Thank you for that question. We have multiple dialogues ongoing, and the interest spans across our R&D pipeline while also focusing on our capabilities to identify novel targets, including classical target discovery programs. There's interest in our oncology programs and in our infectious disease programs, indicating a mixed interest overall. Some companies prefer infectious disease, while others have interest in both developed vaccine candidates and target discovery collaborations. While it's challenging to speculate on the timing for these conversations to turn into real deals, we observe increased interest following major data readouts, such as the EVX-01 Phase II data from the last quarter.

Operator, Operator

The next question comes from Swayampakula Ramakanth at H.C. Wainwright.

Swayampakula Ramakanth, Analyst

This is RK from H.C. Wainwright. There are certainly very interesting developments going on at the company. Can we focus on your automated design module? How should we think about this? Can it help design internal molecules only, or is it available for partnerships? Alternatively, could this be monetized independently for partners to use in their own computing systems?

Birgitte Rono, Interim CEO and CSO

Absolutely, it can go in multiple directions. In the past, we utilized AI immunology to identify novel vaccine targets, which underwent manual processing for expression and manufacturing, a labor-intensive process. We have now launched a new module integrating various AI tools, enabling us to transition from target discovery to product candidate selection rapidly. This capability can certainly be applied to our own programs and may also support other companies in ensuring that the antigens or targets they select can be produced cost-effectively. We envision multiple options for monetizing this new module.

Swayampakula Ramakanth, Analyst

Regarding your upcoming presentation at SITC, what additional data do you plan to present from the ongoing trial? How will this strengthen your narrative on EVX-01, for both yourselves and potential partners?

Birgitte Rono, Interim CEO and CSO

At ESMO, we presented clinical outcome data, and we are currently analyzing patient samples. We have collected blood samples before therapy, during vaccination, and as follow-up samples that are undergoing assessment in our labs. We monitor the EVX-01 induced T cell responses and perform deeper phenotypic analysis. Some of this data will be presented at SITC, with further analysis to continue in future conferences. We have not yet analyzed all samples collected from patients, so we expect more detailed insights into the immune profiles. Additionally, we have an extension phase for the EVX-01 trial, where six patients are now receiving EVX-01 as monotherapy, which will also yield more data.

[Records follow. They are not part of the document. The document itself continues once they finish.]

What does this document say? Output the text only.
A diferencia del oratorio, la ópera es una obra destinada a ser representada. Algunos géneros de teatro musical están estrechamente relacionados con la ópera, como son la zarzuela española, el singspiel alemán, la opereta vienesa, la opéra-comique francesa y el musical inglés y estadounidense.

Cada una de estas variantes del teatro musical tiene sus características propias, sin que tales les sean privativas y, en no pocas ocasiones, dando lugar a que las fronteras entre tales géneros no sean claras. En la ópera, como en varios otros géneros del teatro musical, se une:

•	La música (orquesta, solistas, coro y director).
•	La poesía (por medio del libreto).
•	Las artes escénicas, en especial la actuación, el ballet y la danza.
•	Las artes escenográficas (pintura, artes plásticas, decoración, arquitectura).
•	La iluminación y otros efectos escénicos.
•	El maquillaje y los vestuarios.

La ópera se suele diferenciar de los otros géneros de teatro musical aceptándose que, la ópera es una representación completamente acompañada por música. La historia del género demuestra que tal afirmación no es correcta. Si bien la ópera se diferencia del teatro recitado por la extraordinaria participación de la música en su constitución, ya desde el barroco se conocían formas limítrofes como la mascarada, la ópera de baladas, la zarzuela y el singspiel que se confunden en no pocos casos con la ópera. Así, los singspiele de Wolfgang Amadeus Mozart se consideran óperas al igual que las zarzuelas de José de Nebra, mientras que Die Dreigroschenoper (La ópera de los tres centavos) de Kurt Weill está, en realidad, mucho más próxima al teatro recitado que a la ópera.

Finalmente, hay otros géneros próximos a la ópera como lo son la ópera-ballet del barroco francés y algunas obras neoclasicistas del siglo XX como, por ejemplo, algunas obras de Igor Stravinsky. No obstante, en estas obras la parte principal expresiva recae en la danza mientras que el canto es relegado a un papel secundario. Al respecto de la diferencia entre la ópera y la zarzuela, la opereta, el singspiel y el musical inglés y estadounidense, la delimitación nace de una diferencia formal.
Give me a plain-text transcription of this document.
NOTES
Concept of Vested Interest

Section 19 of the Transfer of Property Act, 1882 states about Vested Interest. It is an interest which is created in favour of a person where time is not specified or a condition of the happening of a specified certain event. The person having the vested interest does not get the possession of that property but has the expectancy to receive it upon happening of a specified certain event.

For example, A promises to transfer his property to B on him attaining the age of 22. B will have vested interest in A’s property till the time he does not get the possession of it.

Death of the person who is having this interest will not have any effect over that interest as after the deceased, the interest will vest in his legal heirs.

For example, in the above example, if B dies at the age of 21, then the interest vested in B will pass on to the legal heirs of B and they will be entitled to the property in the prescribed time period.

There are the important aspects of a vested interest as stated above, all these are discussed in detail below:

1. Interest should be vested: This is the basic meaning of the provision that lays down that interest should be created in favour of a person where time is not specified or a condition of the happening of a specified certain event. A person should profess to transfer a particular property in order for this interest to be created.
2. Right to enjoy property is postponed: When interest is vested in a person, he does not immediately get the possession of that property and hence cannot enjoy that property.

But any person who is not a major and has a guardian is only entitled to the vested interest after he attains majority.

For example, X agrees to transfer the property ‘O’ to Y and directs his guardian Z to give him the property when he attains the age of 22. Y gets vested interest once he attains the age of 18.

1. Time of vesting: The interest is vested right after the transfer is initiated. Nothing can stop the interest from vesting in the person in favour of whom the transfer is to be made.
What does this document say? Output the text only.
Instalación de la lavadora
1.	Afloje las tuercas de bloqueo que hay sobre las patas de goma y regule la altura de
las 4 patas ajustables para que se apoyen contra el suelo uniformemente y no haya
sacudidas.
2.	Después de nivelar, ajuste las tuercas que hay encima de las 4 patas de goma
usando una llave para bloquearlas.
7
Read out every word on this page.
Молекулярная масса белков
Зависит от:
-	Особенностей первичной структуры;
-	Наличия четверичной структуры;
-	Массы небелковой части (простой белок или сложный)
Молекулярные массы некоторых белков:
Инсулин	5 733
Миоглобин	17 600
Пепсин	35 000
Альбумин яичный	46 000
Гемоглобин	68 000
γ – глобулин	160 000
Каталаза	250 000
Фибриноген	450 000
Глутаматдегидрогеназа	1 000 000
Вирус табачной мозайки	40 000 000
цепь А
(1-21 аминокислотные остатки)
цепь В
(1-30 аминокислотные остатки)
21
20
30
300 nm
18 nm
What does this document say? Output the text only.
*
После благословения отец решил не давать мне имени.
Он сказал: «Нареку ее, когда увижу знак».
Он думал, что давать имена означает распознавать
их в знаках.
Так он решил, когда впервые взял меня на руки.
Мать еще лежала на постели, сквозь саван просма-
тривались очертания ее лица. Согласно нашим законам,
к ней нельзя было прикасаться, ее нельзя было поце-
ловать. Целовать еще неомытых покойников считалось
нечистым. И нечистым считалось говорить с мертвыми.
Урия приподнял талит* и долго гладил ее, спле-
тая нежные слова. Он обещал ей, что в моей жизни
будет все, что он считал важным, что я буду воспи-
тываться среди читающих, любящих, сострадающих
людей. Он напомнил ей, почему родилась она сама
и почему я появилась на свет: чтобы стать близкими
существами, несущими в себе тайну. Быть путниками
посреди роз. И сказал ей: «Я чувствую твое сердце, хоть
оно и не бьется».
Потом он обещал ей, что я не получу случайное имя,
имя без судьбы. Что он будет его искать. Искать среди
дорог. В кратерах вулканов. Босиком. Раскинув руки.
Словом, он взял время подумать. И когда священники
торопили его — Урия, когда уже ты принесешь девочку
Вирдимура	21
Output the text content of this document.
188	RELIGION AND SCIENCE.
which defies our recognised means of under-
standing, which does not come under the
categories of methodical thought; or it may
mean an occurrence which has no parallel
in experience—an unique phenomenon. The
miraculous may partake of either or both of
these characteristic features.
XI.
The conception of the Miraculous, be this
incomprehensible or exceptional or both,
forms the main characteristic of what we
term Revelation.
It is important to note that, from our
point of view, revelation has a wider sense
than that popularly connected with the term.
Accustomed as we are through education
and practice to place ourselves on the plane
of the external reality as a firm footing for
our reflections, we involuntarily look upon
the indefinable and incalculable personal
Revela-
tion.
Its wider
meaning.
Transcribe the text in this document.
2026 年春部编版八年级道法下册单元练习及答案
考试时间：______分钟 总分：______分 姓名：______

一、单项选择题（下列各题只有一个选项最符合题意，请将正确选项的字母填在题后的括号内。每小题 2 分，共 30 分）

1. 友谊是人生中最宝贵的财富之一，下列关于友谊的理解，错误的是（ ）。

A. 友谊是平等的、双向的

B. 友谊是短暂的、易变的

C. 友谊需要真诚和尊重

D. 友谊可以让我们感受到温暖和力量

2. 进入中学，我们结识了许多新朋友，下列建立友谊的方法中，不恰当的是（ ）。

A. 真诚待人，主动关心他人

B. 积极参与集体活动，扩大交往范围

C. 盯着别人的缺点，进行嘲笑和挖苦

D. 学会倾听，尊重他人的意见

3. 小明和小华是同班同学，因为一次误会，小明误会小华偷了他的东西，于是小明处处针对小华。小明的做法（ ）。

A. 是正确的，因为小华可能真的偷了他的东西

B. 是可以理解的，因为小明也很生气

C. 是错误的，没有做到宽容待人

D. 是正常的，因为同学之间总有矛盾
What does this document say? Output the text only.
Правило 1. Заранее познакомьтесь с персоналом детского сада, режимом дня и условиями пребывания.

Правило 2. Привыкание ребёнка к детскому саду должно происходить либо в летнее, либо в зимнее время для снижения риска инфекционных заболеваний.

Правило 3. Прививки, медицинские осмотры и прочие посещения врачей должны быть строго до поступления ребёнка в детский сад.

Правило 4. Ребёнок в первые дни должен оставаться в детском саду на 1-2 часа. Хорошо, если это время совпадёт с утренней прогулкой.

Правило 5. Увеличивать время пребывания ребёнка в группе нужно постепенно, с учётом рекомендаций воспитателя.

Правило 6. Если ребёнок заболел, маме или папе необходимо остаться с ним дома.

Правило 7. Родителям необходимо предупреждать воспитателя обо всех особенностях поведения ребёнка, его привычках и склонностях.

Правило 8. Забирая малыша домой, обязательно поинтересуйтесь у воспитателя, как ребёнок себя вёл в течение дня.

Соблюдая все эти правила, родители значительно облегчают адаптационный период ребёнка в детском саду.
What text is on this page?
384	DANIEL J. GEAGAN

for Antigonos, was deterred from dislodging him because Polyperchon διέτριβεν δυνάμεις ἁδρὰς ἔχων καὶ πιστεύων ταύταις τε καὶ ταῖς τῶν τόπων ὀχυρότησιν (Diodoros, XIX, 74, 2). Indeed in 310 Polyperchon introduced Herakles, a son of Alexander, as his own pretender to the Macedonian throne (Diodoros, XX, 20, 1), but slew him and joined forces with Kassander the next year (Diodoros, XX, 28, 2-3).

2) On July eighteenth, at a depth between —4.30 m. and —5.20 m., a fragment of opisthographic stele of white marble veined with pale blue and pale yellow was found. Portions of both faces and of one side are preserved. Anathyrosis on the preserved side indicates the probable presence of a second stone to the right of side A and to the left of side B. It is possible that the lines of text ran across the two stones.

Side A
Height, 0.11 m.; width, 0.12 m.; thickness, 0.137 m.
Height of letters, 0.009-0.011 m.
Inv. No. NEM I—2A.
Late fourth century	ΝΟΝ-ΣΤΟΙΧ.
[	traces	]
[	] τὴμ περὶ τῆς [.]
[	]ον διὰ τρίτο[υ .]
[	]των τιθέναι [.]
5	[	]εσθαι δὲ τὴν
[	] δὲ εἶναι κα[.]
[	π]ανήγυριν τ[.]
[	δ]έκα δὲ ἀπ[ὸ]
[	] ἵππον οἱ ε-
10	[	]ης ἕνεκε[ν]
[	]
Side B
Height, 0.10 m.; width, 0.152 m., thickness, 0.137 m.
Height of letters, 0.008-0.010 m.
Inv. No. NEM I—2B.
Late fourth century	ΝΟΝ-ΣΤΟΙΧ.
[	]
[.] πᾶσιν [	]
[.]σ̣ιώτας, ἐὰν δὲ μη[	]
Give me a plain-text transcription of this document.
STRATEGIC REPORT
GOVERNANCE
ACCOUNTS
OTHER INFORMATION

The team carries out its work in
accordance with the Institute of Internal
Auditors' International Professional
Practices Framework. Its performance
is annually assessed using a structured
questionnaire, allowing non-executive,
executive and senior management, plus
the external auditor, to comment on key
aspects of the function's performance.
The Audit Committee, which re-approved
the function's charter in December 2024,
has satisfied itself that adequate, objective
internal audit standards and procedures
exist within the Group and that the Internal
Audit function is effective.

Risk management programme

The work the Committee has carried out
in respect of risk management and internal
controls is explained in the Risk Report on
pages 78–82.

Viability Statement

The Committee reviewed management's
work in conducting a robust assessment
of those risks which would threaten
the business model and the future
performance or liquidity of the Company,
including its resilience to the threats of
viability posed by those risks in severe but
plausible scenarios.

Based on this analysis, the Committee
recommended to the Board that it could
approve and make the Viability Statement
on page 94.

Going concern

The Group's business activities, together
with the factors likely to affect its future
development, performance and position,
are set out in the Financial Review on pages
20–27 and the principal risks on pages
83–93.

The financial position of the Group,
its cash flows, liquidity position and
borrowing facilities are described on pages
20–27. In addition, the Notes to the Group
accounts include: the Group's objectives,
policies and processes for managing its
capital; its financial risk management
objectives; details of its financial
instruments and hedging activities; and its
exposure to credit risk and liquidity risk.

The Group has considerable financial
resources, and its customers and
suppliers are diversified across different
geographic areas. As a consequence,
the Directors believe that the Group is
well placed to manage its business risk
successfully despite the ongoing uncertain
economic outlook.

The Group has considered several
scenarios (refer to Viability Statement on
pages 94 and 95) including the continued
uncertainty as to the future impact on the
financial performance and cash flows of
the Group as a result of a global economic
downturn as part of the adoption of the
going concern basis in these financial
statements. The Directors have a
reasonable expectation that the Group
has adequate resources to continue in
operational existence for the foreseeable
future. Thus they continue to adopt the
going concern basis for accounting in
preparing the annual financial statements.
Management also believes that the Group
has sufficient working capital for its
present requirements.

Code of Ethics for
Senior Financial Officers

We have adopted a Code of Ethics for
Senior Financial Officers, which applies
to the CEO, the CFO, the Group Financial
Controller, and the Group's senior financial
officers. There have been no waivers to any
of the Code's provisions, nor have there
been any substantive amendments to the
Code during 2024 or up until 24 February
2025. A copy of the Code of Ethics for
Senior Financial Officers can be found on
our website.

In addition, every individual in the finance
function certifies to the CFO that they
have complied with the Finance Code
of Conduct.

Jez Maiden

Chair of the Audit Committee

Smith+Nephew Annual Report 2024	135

Swayampakula Ramakanth, Analyst

Lastly, regarding the MSD relationship, with the $7.5 million received, do you still need to provide any additional data for the second molecule? Is Merck still completing their due diligence based on the data you provided, or are they running confirmatory studies for the $2.5 million decision?

Birgitte Rono, Interim CEO and CSO

For EVX-B2, MSD is currently evaluating the data provided and generating confirmatory analysis. This is also a reason the evaluation term was extended. We anticipate that they will respond in the first half of next year. The process is ongoing, and we're excited about the possibilities, as we would love to out-license EVX-B2 to MSD.

Operator, Operator

There are no further questions, so I shall hand back to you for final remarks.

Birgitte Rono, Interim CEO and CSO

Thank you for joining us today. Please do not hesitate to reach out should you have any additional questions. Thank you.

Operator, Operator

That concludes today's presentation. Thank you for participating. You may now disconnect. Speakers, please stand by.